How lovely for Megan to be able to enjoy her new baby from the get go. Some people get lucky with good sleepers, others are fortunate to have help, nothing wrong with that. I don't understand what the 'mummy martyrs' are trying to prove. There's nothing wonderful or admirable about not being able to function properly on a day to day basis and not being able to focus on or enjoy your baby because you're wrecked from months of not sleeping....ever...

Notafoodbabyanymore Thu 27-Dec-12 05:42:39

Yep, co-sleeping is the answer to every situation, every child, every mum ever. And all HCPs are crap and liars. hmm

This article is disgusting because it is both judgemental and poorly reasoned. And I don't even particularly like Megan Fox.

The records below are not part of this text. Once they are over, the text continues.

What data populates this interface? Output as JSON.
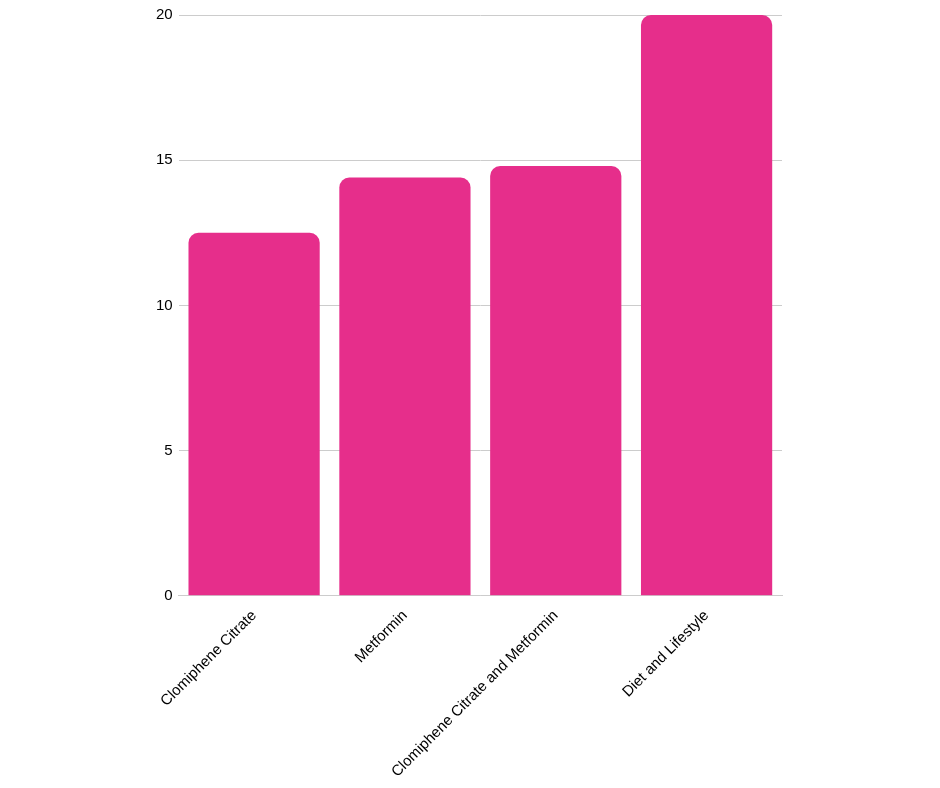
{
  "chart_data": {
    "type": "bar",
    "categories": [
      "Clomiphene Citrate",
      "Metformin",
      "Clomiphene Citrate and Metformin",
      "Diet and Lifestyle"
    ],
    "values": [
      12.5,
      14.4,
      14.8,
      20
    ],
    "color": "#e62e8b",
    "ylim": [
      0,
      20
    ],
    "yticks": [
      0,
      5,
      10,
      15,
      20
    ],
    "grid": true
  }
}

scottishmummy Thu 27-Dec-12 12:49:36

venomous article
if I'd had the money id have hired staff 24-7 damn right

SingingSands Thu 27-Dec-12 13:34:32

What a horrible, nasty piece of editorial. My skin is crawling reading that. So many horrible things in such a short piece of writing, she must be very bitter and twisted inside. And her bum crack must be chaffed to bits with her yanking up her judgey pants all the time...

When DS was 2 weeks old I had hideous mastitis and was exhausted and in pain. My lovely next door neighbour took DS and his 4 year old sister outside to play for 2 hours whilst I napped on the sofa. I am eternally grateful to her for this simple kindness. I'm sure Megan Fox is just as grateful to her nanny.